The Supreme Court announced Monday that it will take up two key cases involving President Trump’s get-tough immigration policy, granting hearings on his border wall construction and his crackdown on bogus asylum claims.
Both cases go straight to the heart of presidential powers.
In shifting Pentagon money toward his border wall, Mr. Trump defied the will of Congress, and the justices will have to answer whether he also defied the letter of the law.
The asylum policy, officially known as the Migrant Protection Protocols but more commonly called “Remain in Mexico,” was crucial to stemming the surge last year of illegal immigrant families.
But the justices will have to decide whether Congress granted the president the power to push people back across the border to wait for their asylum cases to be processed in U.S. immigration courts.
“What’s at stake in these cases is whether our law allows the president to act quickly to respond to an asylum and illegal alien crisis, or whether he has to work through a deadlocked Congress to get anything done,” said Christopher Hajec, director of litigation at the Immigration Reform Law Institute, which wants stricter controls.
Lower courts ruled against Mr. Trump on both issues, but the Supreme Court allowed the policies to remain active as the cases advanced through the legal system.
The wall is perhaps the most visible of Mr. Trump’s 2016 campaign promises, and his opponents have been eager to shut down construction. As of last week, Customs and Border Protection and the Defense Department had erected more than 360 miles and were shooting for another 90 miles before the end of the year.

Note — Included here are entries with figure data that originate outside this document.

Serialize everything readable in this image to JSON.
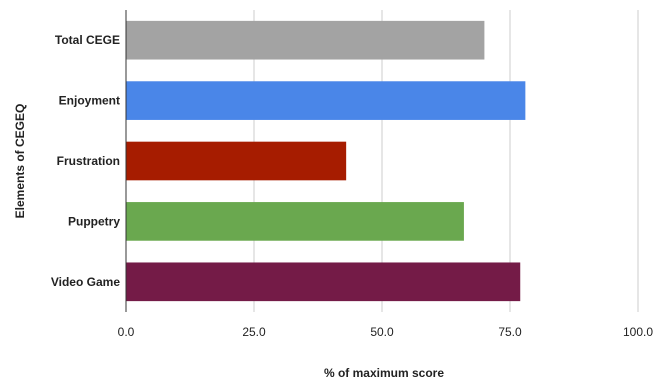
{
  "chart_data": {
    "type": "bar",
    "orientation": "horizontal",
    "categories": [
      "Total CEGE",
      "Enjoyment",
      "Frustration",
      "Puppetry",
      "Video Game"
    ],
    "values": [
      70,
      78,
      43,
      66,
      77
    ],
    "colors": [
      "#a3a3a3",
      "#4a86e8",
      "#a61c00",
      "#6aa84f",
      "#741b47"
    ],
    "xlabel": "% of maximum score",
    "ylabel": "Elements of CEGEQ",
    "xlim": [
      0,
      100
    ],
    "xticks": [
      "0.0",
      "25.0",
      "50.0",
      "75.0",
      "100.0"
    ],
    "grid": true
  }
}
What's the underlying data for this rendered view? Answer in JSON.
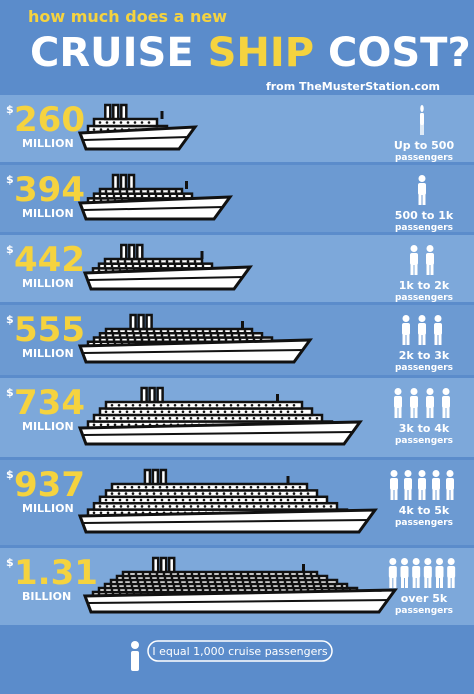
{
  "header": {
    "subtitle": "how much does a new",
    "title_parts": [
      "CRUISE",
      "SHIP",
      "COST?"
    ],
    "source": "from TheMusterStation.com"
  },
  "rows": [
    {
      "currency": "$",
      "price": "260",
      "unit": "MILLION",
      "passengers": "Up to 500",
      "passengers_unit": "passengers",
      "icons": 0.5
    },
    {
      "currency": "$",
      "price": "394",
      "unit": "MILLION",
      "passengers": "500 to 1k",
      "passengers_unit": "passengers",
      "icons": 1
    },
    {
      "currency": "$",
      "price": "442",
      "unit": "MILLION",
      "passengers": "1k to 2k",
      "passengers_unit": "passengers",
      "icons": 2
    },
    {
      "currency": "$",
      "price": "555",
      "unit": "MILLION",
      "passengers": "2k to 3k",
      "passengers_unit": "passengers",
      "icons": 3
    },
    {
      "currency": "$",
      "price": "734",
      "unit": "MILLION",
      "passengers": "3k to 4k",
      "passengers_unit": "passengers",
      "icons": 4
    },
    {
      "currency": "$",
      "price": "937",
      "unit": "MILLION",
      "passengers": "4k to 5k",
      "passengers_unit": "passengers",
      "icons": 5
    },
    {
      "currency": "$",
      "price": "1.31",
      "unit": "BILLION",
      "passengers": "over 5k",
      "passengers_unit": "passengers",
      "icons": 6
    }
  ],
  "footer": {
    "legend": "I equal 1,000 cruise passengers"
  }
}
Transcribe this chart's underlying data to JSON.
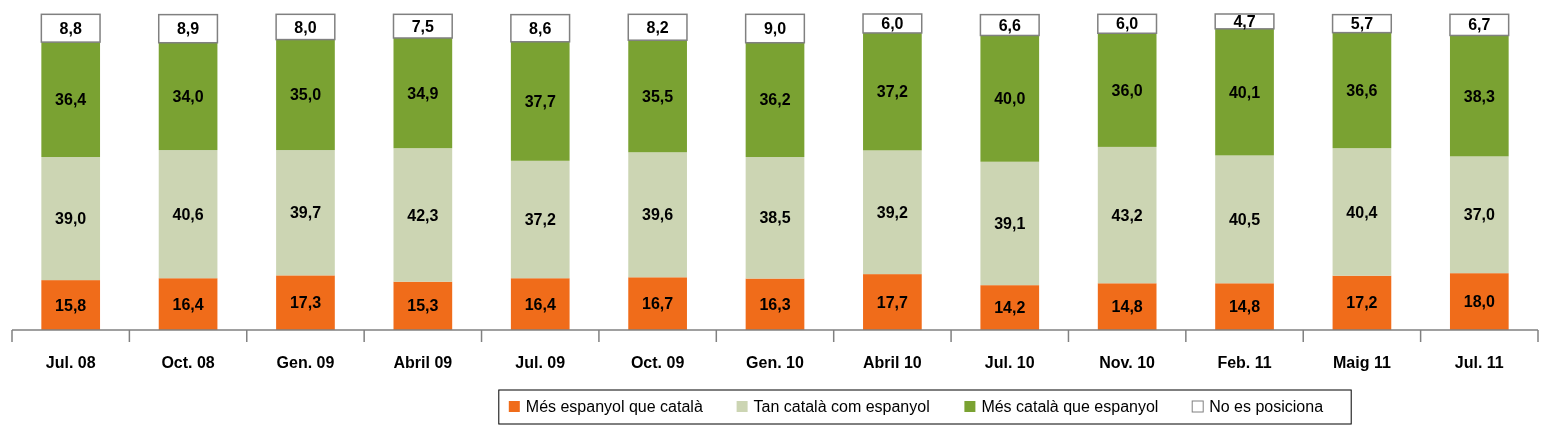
{
  "chart_data": {
    "type": "bar",
    "stacked": true,
    "legend": "bottom",
    "categories": [
      "Jul. 08",
      "Oct. 08",
      "Gen. 09",
      "Abril 09",
      "Jul. 09",
      "Oct. 09",
      "Gen. 10",
      "Abril 10",
      "Jul. 10",
      "Nov. 10",
      "Feb. 11",
      "Maig 11",
      "Jul. 11"
    ],
    "series": [
      {
        "name": "Més espanyol que català",
        "color": "#f06c1a",
        "values": [
          15.8,
          16.4,
          17.3,
          15.3,
          16.4,
          16.7,
          16.3,
          17.7,
          14.2,
          14.8,
          14.8,
          17.2,
          18.0
        ],
        "value_labels": [
          "15,8",
          "16,4",
          "17,3",
          "15,3",
          "16,4",
          "16,7",
          "16,3",
          "17,7",
          "14,2",
          "14,8",
          "14,8",
          "17,2",
          "18,0"
        ]
      },
      {
        "name": "Tan català com espanyol",
        "color": "#ccd5b3",
        "values": [
          39.0,
          40.6,
          39.7,
          42.3,
          37.2,
          39.6,
          38.5,
          39.2,
          39.1,
          43.2,
          40.5,
          40.4,
          37.0
        ],
        "value_labels": [
          "39,0",
          "40,6",
          "39,7",
          "42,3",
          "37,2",
          "39,6",
          "38,5",
          "39,2",
          "39,1",
          "43,2",
          "40,5",
          "40,4",
          "37,0"
        ]
      },
      {
        "name": "Més català que espanyol",
        "color": "#7aa232",
        "values": [
          36.4,
          34.0,
          35.0,
          34.9,
          37.7,
          35.5,
          36.2,
          37.2,
          40.0,
          36.0,
          40.1,
          36.6,
          38.3
        ],
        "value_labels": [
          "36,4",
          "34,0",
          "35,0",
          "34,9",
          "37,7",
          "35,5",
          "36,2",
          "37,2",
          "40,0",
          "36,0",
          "40,1",
          "36,6",
          "38,3"
        ]
      },
      {
        "name": "No es posiciona",
        "color": "#ffffff",
        "values": [
          8.8,
          8.9,
          8.0,
          7.5,
          8.6,
          8.2,
          9.0,
          6.0,
          6.6,
          6.0,
          4.7,
          5.7,
          6.7
        ],
        "value_labels": [
          "8,8",
          "8,9",
          "8,0",
          "7,5",
          "8,6",
          "8,2",
          "9,0",
          "6,0",
          "6,6",
          "6,0",
          "4,7",
          "5,7",
          "6,7"
        ]
      }
    ]
  }
}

Most of the money for that construction is coming from Pentagon accounts Mr. Trump siphoned after Congress rebuffed his funding requests.
Lower courts ruled that Congress considered Mr. Trump’s requests but gave him less than he wanted, thus exercising Capitol Hill’s power of the purse. Mr. Trump, the courts ruled, trampled on that power by shifting money.
The government’s attorneys say what matters is that Congress didn’t expressly forbid the president from spending the money and in fact left that door open under the National Emergencies Act and the way the Pentagon’s drug interdiction accounts are structured.
“Trump’s attempts to sidestep Congress is a direct assault on the checks and balances that represent the bedrock of our democracy,” said Vicki B. Gaubeca, director of the Southern Border Communities Coalition, which with the Sierra Club filed a lawsuit to stop wall construction.
Legal questions aside, Homeland Security officials say, the wall is paying off in terms of security.
One 12-mile section of new wall freed up 150 agents to be deployed elsewhere — the equivalent of a $20 million return on investment each year, the Border Patrol’s chief told reporters last week. He said the wall has an expected life span of more than 30 years.
The asylum policy forced tens of thousands of Central Americans, who trekked north and crossed into the U.S. to lodge claims of asylum protection, to go back to Mexico to wait for their court dates.
That eliminated the incentive to make bogus asylum claims because it denied migrants the chance to live in the U.S. and disappear into the shadows while their cases were pending.
Border officials say MPP, along with deals the U.S. struck with Mexico, El Salvador, Honduras and Guatemala, solved last year’s record family migrant surge.
Lower courts ruled that the policy, announced by the Department of Homeland Security, exceeded the powers Congress granted to the president.
The American Civil Liberties Union, which is helping with the challenge, called MPP “illegal and depraved.”
“The courts have repeatedly ruled against it, and the Supreme Court should as well,” said ACLU attorney Judy Rabinovitz.
The Justice Department said returning migrants across the border to wait for their cases is “expressly authorized” by 1996 legislation passed by Congress and signed into law by President Clinton. The Trump administration was the first to use it.
Department spokesperson Alexa Vance said MPP has been “critical” in stemming the border surge.
“The department is pleased that the Supreme Court has granted our petition and will be reviewing this case,” she said.
The justices did not set a date for the arguments, and one or both cases could be moot by then, depending on the outcome of the Nov. 3 presidential election.
Democratic nominee Joseph R. Biden has vowed to roll back the MPP and halt border wall construction.
The wall case presents a special challenge, though.
Mr. Biden, who voted for hundreds of miles of fencing as a member of the Senate in 2006, hasn’t revealed whether he would pull down the wall that has been built under Mr. Trump — much of it replacing the wall Mr. Biden once supported.
The ACLU has said that if it prevails against Mr. Trump on the wall, it will ask that the miles constructed using the military money be pulled down.
Mr. Biden might then have to decide whether to defend the recently built sections of wall or accede to tearing down a project that Border Patrol agents say is paying real dividends.
The cases are the latest in a string of immigration tests Mr. Trump has foisted on the justices, including an attempt to end the Obama-era Deferred Action for Childhood Arrivals deportation amnesty for “Dreamers,” and banning most travel from countries he has identified as security risks.
His record at the high court has been mixed. The justices upheld his third version of the travel ban but rejected his DACA repeal. Although he had the power to end the program, he said, he needed to give better reasons to do so.